Teks kita hari ini memang bukan sebuah dongeng, tetapi sama-sama mengajarkan pentingnya perbuatan baik, sekecil apapun itu. Apa yang diajarkan memang bukan pembalikan keadaan, tetapi tetap ada unsur kejutan. Apa yang terlihat remeh di mata kita ternyata tidak selalu demikian di mata Tuhan. Kebaikan kepada orang yang kecil menunjukkan kebesaran hati dari yang melakukannya.
Penghakiman terakhir (ayat 31-33)
Ayat 31-46 merupakan penutup dari rangkaian pengajaran Yesus tentang akhir zaman (24:1-25:46). Kedatangan Kristus kembali di akhir zaman akan didahului dengan berbagai macam tanda (24:1-36). Walaupun ada tanda-tandanya, waktu kedatangan yang pasti tetap menjadi sebuah misteri, karena itu setiap orang harus terus-menerus dalam keadaan siap menantikan kedatangan itu (24:37-51). Bagaimana seseorang menyiapkan diri diuraikan lebih lanjut oleh Yesus melalui dua perumpamaan: sepuluh gadis (25:1-13) dan tiga hamba dengan talenta mereka (25:14-30). Akhirnya, kesiapan ini juga dijelaskan di 25:31-46 (teks hari ini).
Keterkaitan teks hari ini dengan akhir zaman sudah terlihat jelas dari awal. Yesus sedang membicarakan tentang penghakiman terakhir oleh Anak Manusia. Orang-orang Yahudi yang akrab dengan pengharapan mesianis pasti langsung tahu bahwa latar belakang gambaran di ayat 31 adalah nubuat Daniel tentang Anak Manusia (Dan. 7:13-14). Anak Manusia adalah Raja atas segala suku bangsa dan bahasa. Dia akan datang dengan segala kemuliaan-Nya.
Ide tentang kemuliaan ini tampaknya memang sangat ditekankan. Secara eksplisit Yesus menjelaskan bahwa kedatangan-Nya adalah “dalam kemuliaan-Nya” (ayat 31a). Kemuliaan Anak Manusia ditandai dengan kedatangan-Nya yang diiringi oleh para malaikat dari sorga (ayat 31b “semua malaikat bersama-sama dengan Dia”). Dia juga akan “bersemayam di atas takhta kemuliaan-Nya” (ayat 31c).
Penekanan pada kemuliaan bukan tanpa tujuan. Inti dari ayat 31-46 adalah tentang perbuatan baik pada orang-orang yang hina. Walaupun mereka tampak hina di mata dunia, tetapi siapa saja yang melayani mereka ternyata telah melayani Tuhan yang mulia.
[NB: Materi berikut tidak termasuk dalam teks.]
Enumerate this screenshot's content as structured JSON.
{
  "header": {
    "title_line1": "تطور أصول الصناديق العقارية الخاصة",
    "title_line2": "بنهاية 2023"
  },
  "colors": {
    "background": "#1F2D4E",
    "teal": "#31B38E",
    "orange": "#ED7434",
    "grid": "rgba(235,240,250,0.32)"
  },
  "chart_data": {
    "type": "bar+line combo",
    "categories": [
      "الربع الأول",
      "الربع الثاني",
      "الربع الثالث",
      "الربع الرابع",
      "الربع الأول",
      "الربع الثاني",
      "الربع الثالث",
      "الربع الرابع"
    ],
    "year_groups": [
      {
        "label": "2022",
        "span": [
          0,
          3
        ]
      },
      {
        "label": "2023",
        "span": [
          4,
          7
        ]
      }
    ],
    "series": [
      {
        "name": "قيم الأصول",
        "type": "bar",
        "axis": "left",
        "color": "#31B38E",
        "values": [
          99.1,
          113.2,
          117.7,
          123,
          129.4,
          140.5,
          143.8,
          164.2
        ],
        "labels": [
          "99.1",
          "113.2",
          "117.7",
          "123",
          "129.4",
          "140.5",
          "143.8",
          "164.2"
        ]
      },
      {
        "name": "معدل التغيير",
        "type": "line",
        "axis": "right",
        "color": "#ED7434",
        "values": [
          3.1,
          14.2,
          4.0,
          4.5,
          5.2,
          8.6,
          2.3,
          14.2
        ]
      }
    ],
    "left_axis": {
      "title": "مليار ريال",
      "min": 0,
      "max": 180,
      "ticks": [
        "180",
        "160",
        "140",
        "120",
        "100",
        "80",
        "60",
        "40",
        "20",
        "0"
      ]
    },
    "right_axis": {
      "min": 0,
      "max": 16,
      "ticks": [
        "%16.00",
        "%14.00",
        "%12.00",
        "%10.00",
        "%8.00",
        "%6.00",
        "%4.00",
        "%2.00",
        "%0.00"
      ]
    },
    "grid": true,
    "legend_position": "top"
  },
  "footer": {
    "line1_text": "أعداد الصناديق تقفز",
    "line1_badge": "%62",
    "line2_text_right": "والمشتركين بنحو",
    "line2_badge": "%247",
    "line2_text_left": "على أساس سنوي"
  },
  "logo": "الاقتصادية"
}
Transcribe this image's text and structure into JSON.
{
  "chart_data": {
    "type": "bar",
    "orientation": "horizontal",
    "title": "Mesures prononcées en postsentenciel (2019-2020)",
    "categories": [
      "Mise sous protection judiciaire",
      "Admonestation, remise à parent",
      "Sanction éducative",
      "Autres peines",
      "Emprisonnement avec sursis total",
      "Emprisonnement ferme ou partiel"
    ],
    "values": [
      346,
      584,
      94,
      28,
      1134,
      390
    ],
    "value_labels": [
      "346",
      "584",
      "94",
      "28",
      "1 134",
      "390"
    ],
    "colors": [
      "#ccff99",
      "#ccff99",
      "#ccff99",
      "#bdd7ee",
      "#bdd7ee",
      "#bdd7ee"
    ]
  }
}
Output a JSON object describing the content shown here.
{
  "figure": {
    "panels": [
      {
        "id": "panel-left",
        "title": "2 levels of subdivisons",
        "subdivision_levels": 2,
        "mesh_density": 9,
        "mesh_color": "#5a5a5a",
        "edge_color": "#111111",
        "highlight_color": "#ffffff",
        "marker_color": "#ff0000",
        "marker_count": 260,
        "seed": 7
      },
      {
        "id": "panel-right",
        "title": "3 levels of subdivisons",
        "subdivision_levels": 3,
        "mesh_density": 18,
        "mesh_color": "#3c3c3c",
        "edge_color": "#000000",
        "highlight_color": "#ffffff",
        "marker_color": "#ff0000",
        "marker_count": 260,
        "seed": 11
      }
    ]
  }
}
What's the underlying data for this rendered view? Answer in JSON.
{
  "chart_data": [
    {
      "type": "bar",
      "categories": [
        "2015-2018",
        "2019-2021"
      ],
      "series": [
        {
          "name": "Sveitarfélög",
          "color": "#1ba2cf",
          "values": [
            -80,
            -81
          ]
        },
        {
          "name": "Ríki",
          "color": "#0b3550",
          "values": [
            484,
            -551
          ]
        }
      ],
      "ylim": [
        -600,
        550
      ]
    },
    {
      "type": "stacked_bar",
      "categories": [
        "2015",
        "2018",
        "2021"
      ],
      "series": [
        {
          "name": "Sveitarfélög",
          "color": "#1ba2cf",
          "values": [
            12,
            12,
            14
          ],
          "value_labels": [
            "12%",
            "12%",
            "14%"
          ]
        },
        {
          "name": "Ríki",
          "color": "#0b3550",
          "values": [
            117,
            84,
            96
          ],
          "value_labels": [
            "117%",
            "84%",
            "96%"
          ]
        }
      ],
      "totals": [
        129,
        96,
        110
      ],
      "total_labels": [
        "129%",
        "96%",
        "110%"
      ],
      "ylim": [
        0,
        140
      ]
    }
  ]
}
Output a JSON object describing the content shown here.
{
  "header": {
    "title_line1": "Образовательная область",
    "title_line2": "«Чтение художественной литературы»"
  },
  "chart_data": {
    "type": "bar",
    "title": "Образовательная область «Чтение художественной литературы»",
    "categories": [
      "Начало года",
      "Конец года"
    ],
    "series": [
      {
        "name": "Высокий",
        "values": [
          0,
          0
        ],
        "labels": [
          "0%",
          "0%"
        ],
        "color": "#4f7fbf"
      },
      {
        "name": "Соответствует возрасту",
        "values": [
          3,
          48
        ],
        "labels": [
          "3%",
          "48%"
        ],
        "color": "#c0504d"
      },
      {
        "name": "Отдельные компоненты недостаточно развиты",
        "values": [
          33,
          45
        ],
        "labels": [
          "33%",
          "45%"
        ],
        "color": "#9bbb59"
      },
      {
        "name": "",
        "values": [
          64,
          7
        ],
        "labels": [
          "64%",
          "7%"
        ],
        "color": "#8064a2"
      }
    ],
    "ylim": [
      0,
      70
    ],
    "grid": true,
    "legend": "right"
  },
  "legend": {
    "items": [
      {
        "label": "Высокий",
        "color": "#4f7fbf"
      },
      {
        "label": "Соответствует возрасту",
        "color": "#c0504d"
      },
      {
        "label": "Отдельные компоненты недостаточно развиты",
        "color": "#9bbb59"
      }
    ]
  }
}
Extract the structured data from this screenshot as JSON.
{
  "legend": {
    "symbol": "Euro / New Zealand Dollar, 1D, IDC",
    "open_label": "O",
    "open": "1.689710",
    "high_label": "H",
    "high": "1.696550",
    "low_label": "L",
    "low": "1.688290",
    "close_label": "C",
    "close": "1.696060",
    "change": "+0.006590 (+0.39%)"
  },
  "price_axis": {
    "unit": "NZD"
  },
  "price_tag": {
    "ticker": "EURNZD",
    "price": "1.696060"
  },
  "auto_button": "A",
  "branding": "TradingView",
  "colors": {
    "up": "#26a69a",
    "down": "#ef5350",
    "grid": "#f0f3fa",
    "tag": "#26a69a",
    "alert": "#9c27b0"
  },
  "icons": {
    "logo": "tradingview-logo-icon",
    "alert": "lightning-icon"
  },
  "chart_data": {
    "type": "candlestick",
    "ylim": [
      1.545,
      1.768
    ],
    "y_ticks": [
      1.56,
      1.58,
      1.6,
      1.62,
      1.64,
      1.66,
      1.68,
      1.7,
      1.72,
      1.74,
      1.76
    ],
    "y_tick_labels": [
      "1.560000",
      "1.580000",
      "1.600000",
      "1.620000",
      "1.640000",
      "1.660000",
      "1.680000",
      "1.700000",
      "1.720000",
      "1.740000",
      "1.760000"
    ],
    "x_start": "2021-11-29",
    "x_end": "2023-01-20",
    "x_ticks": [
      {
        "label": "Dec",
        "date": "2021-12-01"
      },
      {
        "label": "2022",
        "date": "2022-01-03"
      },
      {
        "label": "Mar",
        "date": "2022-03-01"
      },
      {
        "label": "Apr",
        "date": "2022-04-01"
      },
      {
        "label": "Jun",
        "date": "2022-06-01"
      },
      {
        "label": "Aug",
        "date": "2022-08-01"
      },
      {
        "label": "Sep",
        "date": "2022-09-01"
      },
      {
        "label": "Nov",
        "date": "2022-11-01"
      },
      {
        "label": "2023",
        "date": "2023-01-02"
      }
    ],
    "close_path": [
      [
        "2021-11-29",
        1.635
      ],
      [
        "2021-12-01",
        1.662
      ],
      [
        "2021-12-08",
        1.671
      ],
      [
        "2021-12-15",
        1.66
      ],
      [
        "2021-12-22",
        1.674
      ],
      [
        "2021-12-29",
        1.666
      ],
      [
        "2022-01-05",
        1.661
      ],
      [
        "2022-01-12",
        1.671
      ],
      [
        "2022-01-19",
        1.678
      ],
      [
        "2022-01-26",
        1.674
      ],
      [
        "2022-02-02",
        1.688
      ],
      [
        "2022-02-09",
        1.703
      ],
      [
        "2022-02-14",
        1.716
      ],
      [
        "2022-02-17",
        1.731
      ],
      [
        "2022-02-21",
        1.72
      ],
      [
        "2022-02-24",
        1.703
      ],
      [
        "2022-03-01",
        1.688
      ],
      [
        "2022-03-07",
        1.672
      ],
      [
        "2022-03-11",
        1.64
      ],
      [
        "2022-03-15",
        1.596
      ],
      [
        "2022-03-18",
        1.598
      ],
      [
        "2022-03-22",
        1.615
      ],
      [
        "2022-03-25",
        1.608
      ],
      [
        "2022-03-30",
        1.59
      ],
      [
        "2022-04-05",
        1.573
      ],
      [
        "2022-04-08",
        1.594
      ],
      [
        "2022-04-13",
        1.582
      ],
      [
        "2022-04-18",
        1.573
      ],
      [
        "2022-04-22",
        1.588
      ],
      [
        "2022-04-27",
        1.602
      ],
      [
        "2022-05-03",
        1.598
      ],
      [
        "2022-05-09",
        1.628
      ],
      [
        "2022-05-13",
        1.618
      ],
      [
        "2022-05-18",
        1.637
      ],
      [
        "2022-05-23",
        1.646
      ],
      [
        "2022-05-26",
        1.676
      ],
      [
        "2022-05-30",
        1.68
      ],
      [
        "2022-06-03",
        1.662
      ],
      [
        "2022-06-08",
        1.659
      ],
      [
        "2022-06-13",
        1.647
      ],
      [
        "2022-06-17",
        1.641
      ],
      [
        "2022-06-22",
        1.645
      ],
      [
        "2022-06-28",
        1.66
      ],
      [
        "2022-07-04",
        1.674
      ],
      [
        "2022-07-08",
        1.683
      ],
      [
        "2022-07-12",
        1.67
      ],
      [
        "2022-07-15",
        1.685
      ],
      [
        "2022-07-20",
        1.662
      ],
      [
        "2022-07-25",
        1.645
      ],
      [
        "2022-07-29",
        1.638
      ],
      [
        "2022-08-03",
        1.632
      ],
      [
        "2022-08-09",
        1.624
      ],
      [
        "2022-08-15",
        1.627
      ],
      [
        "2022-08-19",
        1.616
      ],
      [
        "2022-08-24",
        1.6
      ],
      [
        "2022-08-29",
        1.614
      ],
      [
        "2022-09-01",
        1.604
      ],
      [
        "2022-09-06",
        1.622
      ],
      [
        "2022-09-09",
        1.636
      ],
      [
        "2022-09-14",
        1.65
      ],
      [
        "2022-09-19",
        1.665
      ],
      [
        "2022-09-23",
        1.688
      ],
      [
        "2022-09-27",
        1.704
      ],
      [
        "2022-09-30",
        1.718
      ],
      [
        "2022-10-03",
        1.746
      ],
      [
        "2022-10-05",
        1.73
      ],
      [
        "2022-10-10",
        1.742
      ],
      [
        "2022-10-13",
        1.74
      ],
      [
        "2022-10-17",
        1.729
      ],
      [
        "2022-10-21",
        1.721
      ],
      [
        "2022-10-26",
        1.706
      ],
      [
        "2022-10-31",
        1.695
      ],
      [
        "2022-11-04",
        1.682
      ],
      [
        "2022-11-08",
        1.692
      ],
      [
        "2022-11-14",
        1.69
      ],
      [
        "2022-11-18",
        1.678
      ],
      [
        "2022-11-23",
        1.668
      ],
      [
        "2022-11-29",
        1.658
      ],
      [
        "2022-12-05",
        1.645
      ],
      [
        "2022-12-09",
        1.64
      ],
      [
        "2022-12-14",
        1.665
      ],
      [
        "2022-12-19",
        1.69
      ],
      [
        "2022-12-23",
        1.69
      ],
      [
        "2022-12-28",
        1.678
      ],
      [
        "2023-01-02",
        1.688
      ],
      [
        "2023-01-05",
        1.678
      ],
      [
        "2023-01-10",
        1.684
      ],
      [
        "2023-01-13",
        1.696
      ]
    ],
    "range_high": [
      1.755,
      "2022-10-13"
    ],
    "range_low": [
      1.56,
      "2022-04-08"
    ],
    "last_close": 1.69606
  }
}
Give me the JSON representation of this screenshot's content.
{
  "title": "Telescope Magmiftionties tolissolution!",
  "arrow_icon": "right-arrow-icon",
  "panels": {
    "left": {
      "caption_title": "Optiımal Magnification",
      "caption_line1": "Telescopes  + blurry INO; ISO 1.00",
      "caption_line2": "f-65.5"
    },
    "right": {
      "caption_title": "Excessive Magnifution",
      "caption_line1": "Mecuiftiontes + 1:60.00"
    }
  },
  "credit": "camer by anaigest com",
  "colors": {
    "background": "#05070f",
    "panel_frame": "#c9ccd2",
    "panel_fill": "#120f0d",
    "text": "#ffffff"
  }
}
Pada penghakiman terakhir Anak Manusia akan mengumpulkan semua orang dan mengelompokkan mereka ke dalam dua bagian: domba dan kambing. Yang domba diletakkan di sebelah kanan, yang kambing di sebelah kiri. Dalam budaya pada waktu itu kanan dipahami sebagai posisi yang baik (bdk. Mzm. 110:1).
Pemisahan antara domba dan kambing bukanlah hal yang asing bagi para gembala di zaman Alkitab. Domba dan kambing seringkali digembalakan bersama-sama. Pada malam hari, terutama pada saat musim dingin, tempat bermalam mereka dibedakan, karena kambing kurang bisa bertahan dengan hawa dingin dibandingkan dengan domba. Pemisahan juga diperlukan karena dua binatang ini sekilas mirip, baik dari sisi ukuran, bentuk maupun warna. Dari sisi harga, domba lebih dihargai daripada kambing.
Penghakiman terhadap para domba (ayat 34-40)
Mereka yang berada di sebelah kanan mendapatkan sambutan dan pahala yang luar biasa dari Sang Raja (ayat 34). Respons positif ini berhubungan dengan perbuatan baik yang mereka lakukan terhadap Sang Raja. Secara lebih khusus, perbuatan baik ini dijelaskan sebagai berikut: “sesungguhnya segala sesuatu yang kamu lakukan untuk salah seorang dari saudara-Ku yang paling hina ini, kamu telah melakukannya untuk Aku” (ayat 40).
Siapa yang dimaksud dengan saudara yang paling hina dalam konteks ini? Sebagian penafsir memahami ungkapan ini sebagai rujukan pada semua orang yang membutuhkan pertolongan, sedangkan sebagian lain mengaitkan ini dengan para pengikut Yesus Kristus. Di antara dua opsi ini, yang terakhir tampaknya lebih tepat. Di bagian sebelumnya Matius sudah mencatat bahwa siapa saja yang melakukan kehendak Bapa adalah saudara-saudara Yesus (12:48-50). Tidak heran Yesus menyebut murid-murid-Nya sebagai “saudara-saudara-Ku” (28:10). Yesus juga mengajarkan bahwa barangsiapa menerima murid-murid-Nya dan memberikan secangkir air kepada mereka sudah menyambut diri-Nya sendiri (10:40-42).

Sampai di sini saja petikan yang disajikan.